Odeurs Pointoises...à Pointe à Pitre...ici en Guadeloupe

Publié le par Franck De La SALETTE

Je reproduis ici l'article paru le 7/10/09, de ma consoeur Emmanuelle LERONDEAU du quotidien France-Antilles


Pointe-à-Pitre n'a jamais été aussi sale. Lundi matin, un petit tour dans la ville suffit à se rendre compte du désastre. Pas un quartier n'est épargné. Des bacs débordant à chaque coin de rue, des sacs poubelle éventrés sur les trottoirs, des cartons entassés sans même avoir été pliés, des gravats... et même des encombrants, triste spectacle.
« C'est comme ça tous les lundis matins. Je ne vous parle même pas du week-end. La ville, déserte, est une décharge à ciel ouvert. J'ai honte d'être Pointois! » , se révolte un habitant du centre-ville. Comme beaucoup de personnes interrogées, il tient à garder l'anonymat. « Je ne veux pas de problème » , résume-t-il.

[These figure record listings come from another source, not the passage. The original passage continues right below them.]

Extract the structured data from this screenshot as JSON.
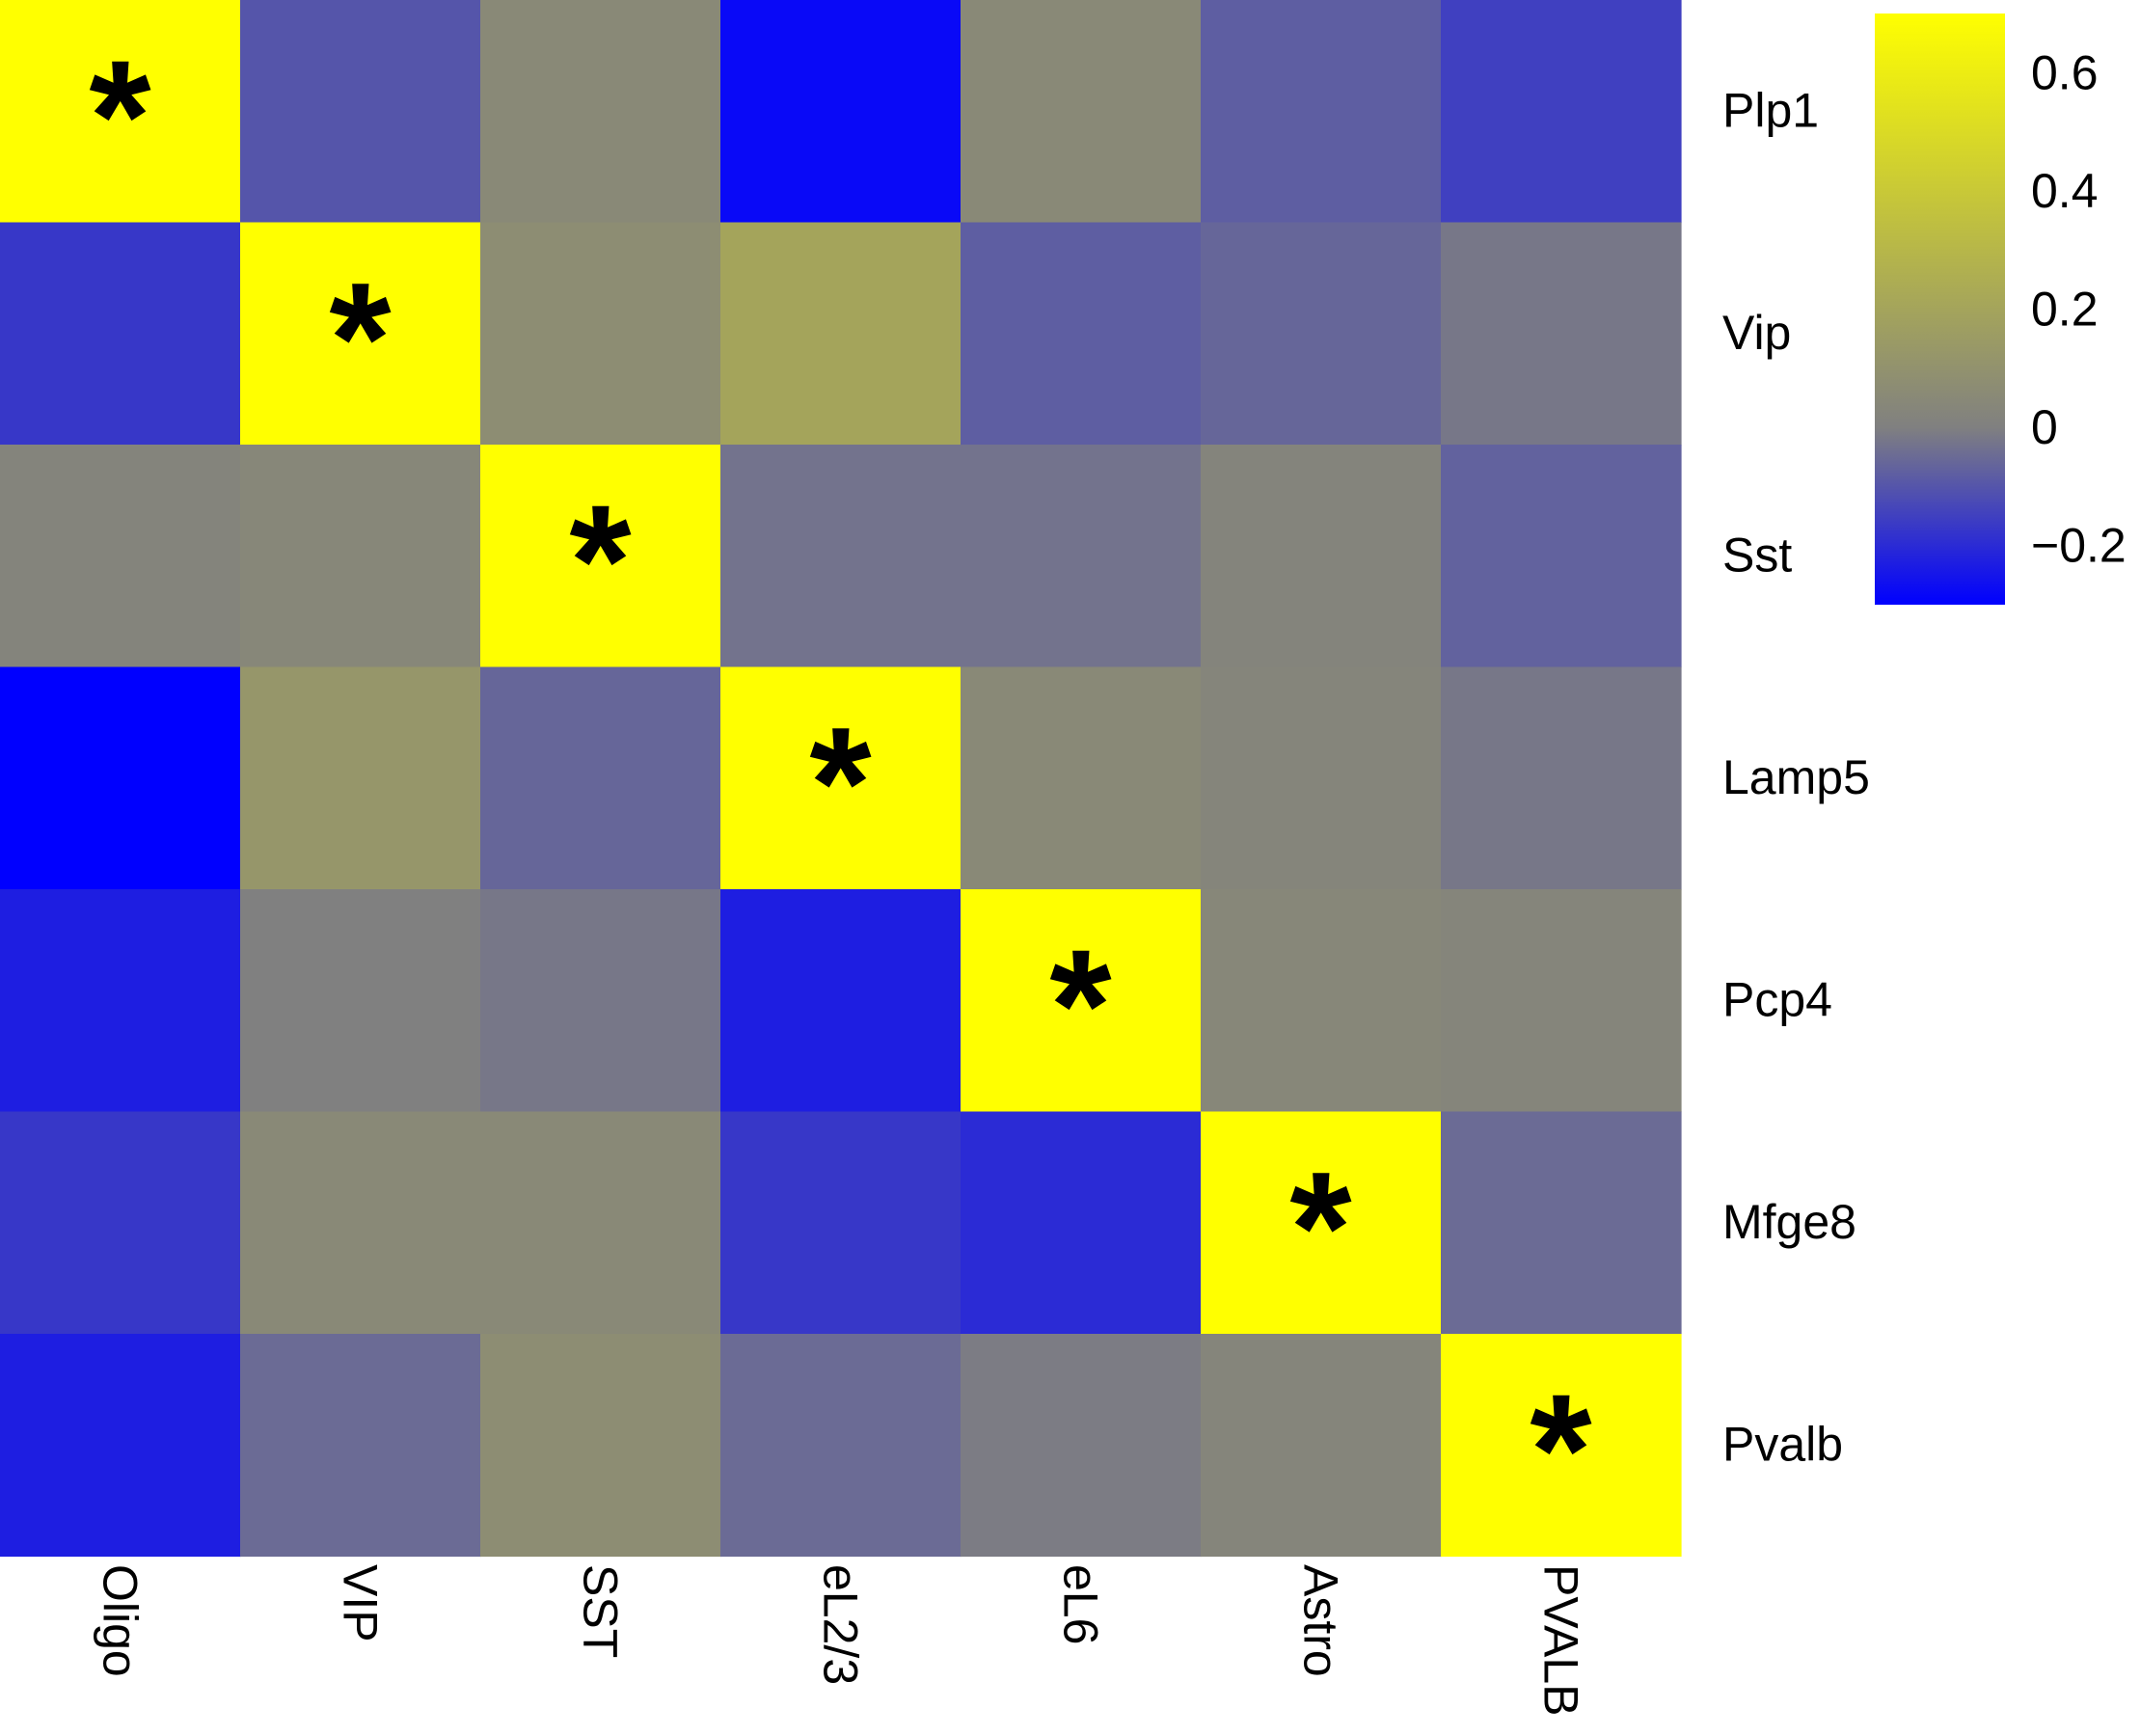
{
  "chart_data": {
    "type": "heatmap",
    "title": "",
    "xlabel": "",
    "ylabel": "",
    "x_categories": [
      "Oligo",
      "VIP",
      "SST",
      "eL2/3",
      "eL6",
      "Astro",
      "PVALB"
    ],
    "y_categories": [
      "Plp1",
      "Vip",
      "Sst",
      "Lamp5",
      "Pcp4",
      "Mfge8",
      "Pvalb"
    ],
    "values": [
      [
        0.7,
        -0.1,
        0.05,
        -0.28,
        0.05,
        -0.08,
        -0.15
      ],
      [
        -0.17,
        0.7,
        0.07,
        0.2,
        -0.08,
        -0.06,
        -0.02
      ],
      [
        0.02,
        0.04,
        0.7,
        -0.03,
        -0.03,
        0.02,
        -0.07
      ],
      [
        -0.3,
        0.12,
        -0.06,
        0.7,
        0.05,
        0.03,
        -0.02
      ],
      [
        -0.23,
        0.0,
        -0.02,
        -0.23,
        0.7,
        0.04,
        0.03
      ],
      [
        -0.17,
        0.05,
        0.05,
        -0.17,
        -0.2,
        0.7,
        -0.05
      ],
      [
        -0.23,
        -0.05,
        0.07,
        -0.05,
        -0.01,
        0.03,
        0.7
      ]
    ],
    "significant": [
      [
        true,
        false,
        false,
        false,
        false,
        false,
        false
      ],
      [
        false,
        true,
        false,
        false,
        false,
        false,
        false
      ],
      [
        false,
        false,
        true,
        false,
        false,
        false,
        false
      ],
      [
        false,
        false,
        false,
        true,
        false,
        false,
        false
      ],
      [
        false,
        false,
        false,
        false,
        true,
        false,
        false
      ],
      [
        false,
        false,
        false,
        false,
        false,
        true,
        false
      ],
      [
        false,
        false,
        false,
        false,
        false,
        false,
        true
      ]
    ],
    "significance_marker": "*",
    "colorbar": {
      "range": [
        -0.3,
        0.7
      ],
      "ticks": [
        {
          "value": 0.6,
          "label": "0.6"
        },
        {
          "value": 0.4,
          "label": "0.4"
        },
        {
          "value": 0.2,
          "label": "0.2"
        },
        {
          "value": 0.0,
          "label": "0"
        },
        {
          "value": -0.2,
          "label": "−0.2"
        }
      ],
      "colors": {
        "low": "#0000ff",
        "mid": "#808080",
        "high": "#ffff00"
      }
    },
    "grid": false,
    "legend_position": "top-right"
  }
}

« C'est vrai que c'est sale tout le temps. Quoi qu'ils en disent, les Pointois sont des malpropres. C'est facile de rejeter le problème sur les visiteurs, il faut les voir empiler leurs sacs sans scrupule. Ceux qui crient le plus fort sont souvent ceux qui ne font aucun effort » , accuse une autre résidente du centre-ville. « Deux fois par semaine, je suis obligée de javelliser les marches et le trottoir devant chez moi. Entre les ordures éparpillées par les chiens errants, les déchets jetés par les gens dans la rue et les odeurs d'urine, je deviens folle » , continue-t-elle. « Je ne sais pas qui est responsable. Ce que je sais c'est que le travail de nettoyage n'est pas fait correctement. Il faut commencer par là! » , déplore un autre, « C'est facile de se donner bonne conscience en rejetant la faute sur la population, mais encore faut-il être irréprochable soi-même. »

Avant la répression, une campagne d'éducation s'impose
Bien peu sont informés de la prochaine suppression des bacs collectifs de coins de rue au profit de poubelles individuelles. Ceux qui le sont, sont plutôt sceptiques. « Je crains que cela empire la situation. Vous allez voir des sacs éventrés s'empiler sur les trottoirs » , craint un commerçant, dont la boutique est située dans un angle de rues. « Allez voir à Darboussier, vous ne serez pas déçus du spectacle » , invite, pour toute réponse, une autre commerçante. De fait, malgré la distribution de poubelles individuelles, les ordures s'amoncellent peu à peu près de la borne d'apport volontaire située tout près des nouvelles résidences.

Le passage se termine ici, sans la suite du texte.